PHILADELPHIA (KYW Newsradio) — A new report by the Juvenile Law Center found that fines and fees that courts charge juvenile offenders leave many in debt, harming their chances of becoming productive adults.
Aqilah David is a youth advocate at the Juvenile Law Center and co-author of the report on fines and fees. She’s also a survivor of the system that charges them.
“I was arrested at the age of 15 and ordered to pay numerous court fees that I couldn’t afford at the time,” David said.
David said it took her 10 years to pay them off, which is not unique. Others cited in the report had to postpone college, skim on essentials, or stay mired in the system as they struggled to close the debt.

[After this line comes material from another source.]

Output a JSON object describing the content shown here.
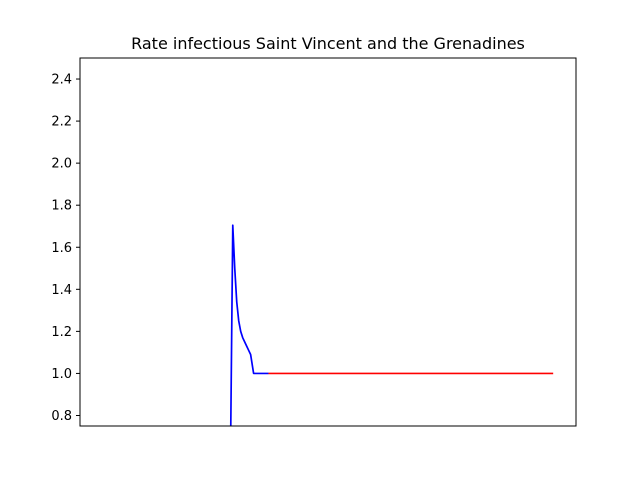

And co-author Nadia Mozaffar said a lot of the fees are not restorative for anyone. They’re bureaucratic.
“A county charges someone for the postage for anything they have to mail. They’ll charge for a sheriff having to come to court,” Mozaffar said.

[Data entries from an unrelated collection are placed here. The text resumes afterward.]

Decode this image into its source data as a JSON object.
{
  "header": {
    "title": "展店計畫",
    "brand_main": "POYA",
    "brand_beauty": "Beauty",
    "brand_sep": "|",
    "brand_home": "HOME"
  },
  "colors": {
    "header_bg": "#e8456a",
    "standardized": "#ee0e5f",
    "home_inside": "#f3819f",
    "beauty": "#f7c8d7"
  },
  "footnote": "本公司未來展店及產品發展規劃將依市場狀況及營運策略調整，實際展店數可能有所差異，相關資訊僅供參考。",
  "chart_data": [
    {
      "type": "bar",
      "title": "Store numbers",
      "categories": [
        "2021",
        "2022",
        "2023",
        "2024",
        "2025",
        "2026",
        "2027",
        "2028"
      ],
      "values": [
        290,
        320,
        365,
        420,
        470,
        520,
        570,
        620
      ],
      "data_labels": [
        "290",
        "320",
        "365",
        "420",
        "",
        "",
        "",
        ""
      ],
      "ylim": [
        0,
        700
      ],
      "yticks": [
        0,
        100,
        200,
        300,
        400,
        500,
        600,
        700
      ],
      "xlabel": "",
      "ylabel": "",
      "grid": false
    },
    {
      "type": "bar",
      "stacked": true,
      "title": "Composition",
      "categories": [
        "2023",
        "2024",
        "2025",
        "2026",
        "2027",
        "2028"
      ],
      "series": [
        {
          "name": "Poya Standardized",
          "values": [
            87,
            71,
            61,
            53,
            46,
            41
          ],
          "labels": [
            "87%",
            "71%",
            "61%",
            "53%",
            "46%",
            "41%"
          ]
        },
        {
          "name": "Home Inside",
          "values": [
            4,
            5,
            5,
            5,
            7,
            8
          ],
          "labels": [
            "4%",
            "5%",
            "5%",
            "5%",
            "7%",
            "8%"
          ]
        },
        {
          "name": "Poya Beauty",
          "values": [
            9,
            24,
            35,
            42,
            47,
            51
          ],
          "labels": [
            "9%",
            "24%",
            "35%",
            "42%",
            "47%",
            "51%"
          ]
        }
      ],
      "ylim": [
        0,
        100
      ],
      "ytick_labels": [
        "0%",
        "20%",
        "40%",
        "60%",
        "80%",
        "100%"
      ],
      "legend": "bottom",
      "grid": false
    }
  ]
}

Mozaffar said they are not even a source of revenue, accounting for a fraction of a percent of county budgets, with collection costs sometimes exceeding what’s collected. According to the report, courts charge teens an average of $311, but they vary so widely from county to county that they create what Mozaffar calls “justice by geography.”
“That creates a very inequitable experience for young people in Pennsylvania,” she said.
The report recommends that Pennsylvania join 24 other states that have eliminated the fees. A bill to do just that — HB 1385 — goes before the House Judiciary Committee this week.